L'intervento infatti non riguarda solamente l'area delle stazioni, «ma tutto il comparto, con ricadute importanti sui quartieri di Biumo, Giubiano e persino Belforte, dal punto di vista edilizio, della sicurezza, della viabilità e anche dell'occupazione  - ha sottolineato il sindaco Galimberti - Un intervento storico che la città aspettava da decenni e che non avremmo mai potuto realizzare senza i 18 milioni di finanziamento arrivati dal governo attraverso il bando periferie». 
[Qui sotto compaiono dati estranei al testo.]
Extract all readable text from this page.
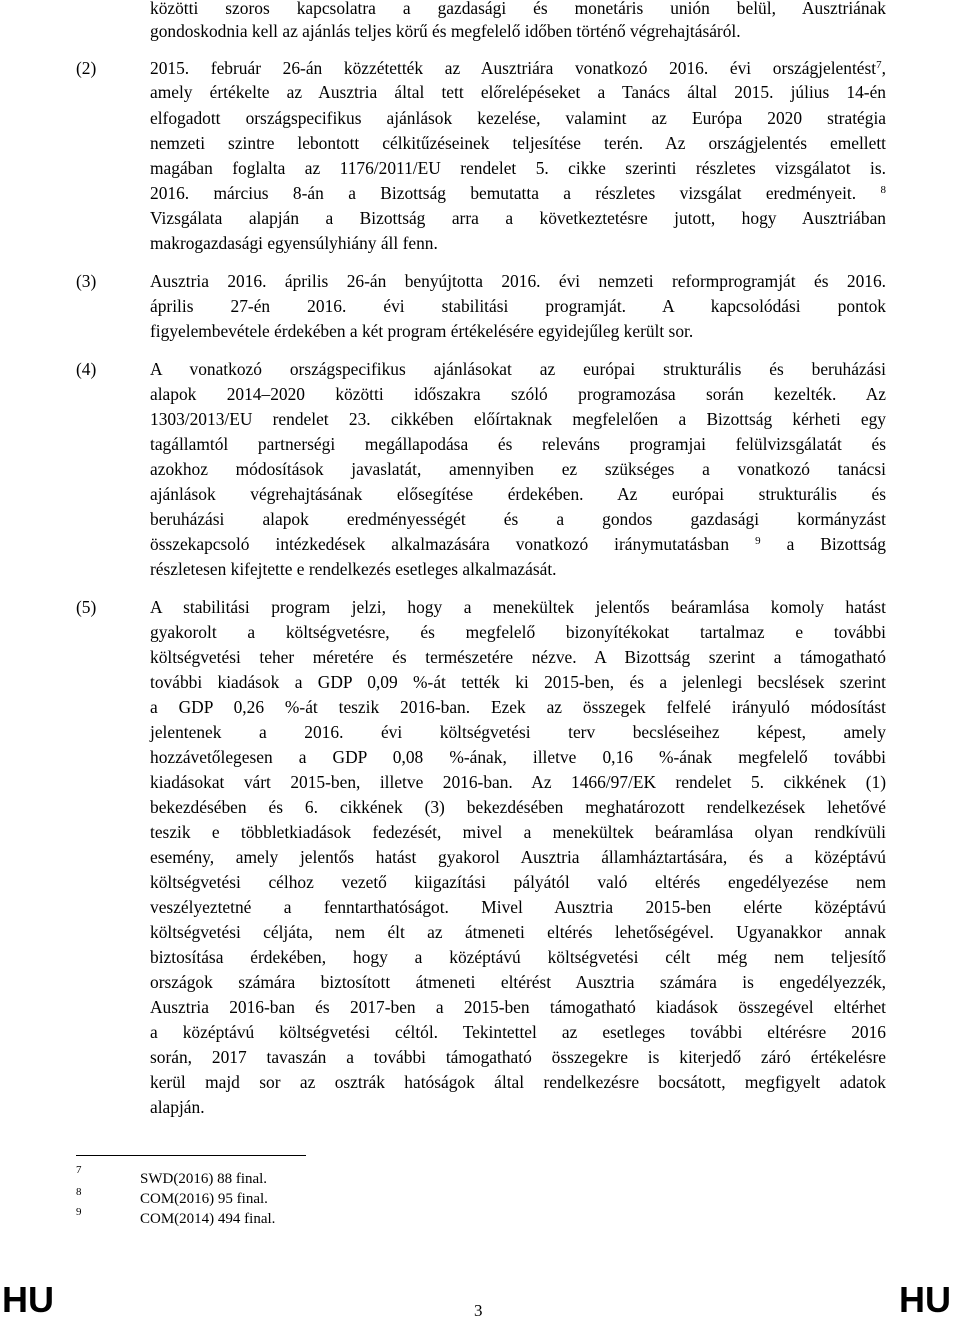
közötti szoros kapcsolatra a gazdasági és monetáris unión belül, Ausztriának
gondoskodnia kell az ajánlás teljes körű és megfelelő időben történő végrehajtásáról.
(2)	2015. február 26-án közzétették az Ausztriára vonatkozó 2016. évi országjelentést$^7$,
amely értékelte az Ausztria által tett előrelépéseket a Tanács által 2015. július 14-én
elfogadott országspecifikus ajánlások kezelése, valamint az Európa 2020 stratégia
nemzeti szintre lebontott célkitűzéseinek teljesítése terén. Az országjelentés emellett
magában foglalta az 1176/2011/EU rendelet 5. cikke szerinti részletes vizsgálatot is.
2016. március 8-án a Bizottság bemutatta a részletes vizsgálat eredményeit. $^8$
Vizsgálata alapján a Bizottság arra a következtetésre jutott, hogy Ausztriában
makrogazdasági egyensúlyhiány áll fenn.
(3)	Ausztria 2016. április 26-án benyújtotta 2016. évi nemzeti reformprogramját és 2016.
április 27-én 2016. évi stabilitási programját. A kapcsolódási pontok
figyelembevétele érdekében a két program értékelésére egyidejűleg került sor.
(4)	A vonatkozó országspecifikus ajánlásokat az európai strukturális és beruházási
alapok 2014–2020 közötti időszakra szóló programozása során kezelték. Az
1303/2013/EU rendelet 23. cikkében előírtaknak megfelelően a Bizottság kérheti egy
tagállamtól partnerségi megállapodása és releváns programjai felülvizsgálatát és
azokhoz módosítások javaslatát, amennyiben ez szükséges a vonatkozó tanácsi
ajánlások végrehajtásának elősegítése érdekében. Az európai strukturális és
beruházási alapok eredményességét és a gondos gazdasági kormányzást
összekapcsoló intézkedések alkalmazására vonatkozó iránymutatásban $^9$ a Bizottság
részletesen kifejtette e rendelkezés esetleges alkalmazását.
(5)	A stabilitási program jelzi, hogy a menekültek jelentős beáramlása komoly hatást
gyakorolt a költségvetésre, és megfelelő bizonyítékokat tartalmaz e további
költségvetési teher méretére és természetére nézve. A Bizottság szerint a támogatható
további kiadások a GDP 0,09 %-át tették ki 2015-ben, és a jelenlegi becslések szerint
a GDP 0,26 %-át teszik 2016-ban. Ezek az összegek felfelé irányuló módosítást
jelentenek a 2016. évi költségvetési terv becsléseihez képest, amely
hozzávetőlegesen a GDP 0,08 %-ának, illetve 0,16 %-ának megfelelő további
kiadásokat várt 2015-ben, illetve 2016-ban. Az 1466/97/EK rendelet 5. cikkének (1)
bekezdésében és 6. cikkének (3) bekezdésében meghatározott rendelkezések lehetővé
teszik e többletkiadások fedezését, mivel a menekültek beáramlása olyan rendkívüli
esemény, amely jelentős hatást gyakorol Ausztria államháztartására, és a középtávú
költségvetési célhoz vezető kiigazítási pályától való eltérés engedélyezése nem
veszélyeztetné a fenntarthatóságot. Mivel Ausztria 2015-ben elérte középtávú
költségvetési céljáta, nem élt az átmeneti eltérés lehetőségével. Ugyanakkor annak
biztosítása érdekében, hogy a középtávú költségvetési célt még nem teljesítő
országok számára biztosított átmeneti eltérést Ausztria számára is engedélyezzék,
Ausztria 2016-ban és 2017-ben a 2015-ben támogatható kiadások összegével eltérhet
a középtávú költségvetési céltól. Tekintettel az esetleges további eltérésre 2016
során, 2017 tavaszán a további támogatható összegekre is kiterjedő záró értékelésre
kerül majd sor az osztrák hatóságok által rendelkezésre bocsátott, megfigyelt adatok
alapján.
7
SWD(2016) 88 final.
8	COM(2016) 95 final.
9	COM(2014) 494 final.
HU	3	HU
Ricapitolando, il progetto prevede la realizzazione di una grande area pedonale tra le due stazioni e il quartiere di Giubiano, il nuovo bus terminal al posto del mercato, un parcheggio per biciclette e, in fondo a piazzale Kennedy, la costruzione di un edificio che ospiterà gli anziani che ora si ritrovano al centro diurno di via Maspero, più una serie di servizi che saranno definiti strada facendo. 

Dulcis in fundo, «abbiamo deciso di curare le piantumazione nel dettaglio - ha aggiunto il vicesindaco Daniele Zanzi - Ci saranno 200 magnolie con fioriture di colore diverso e 300 nuovi alberi».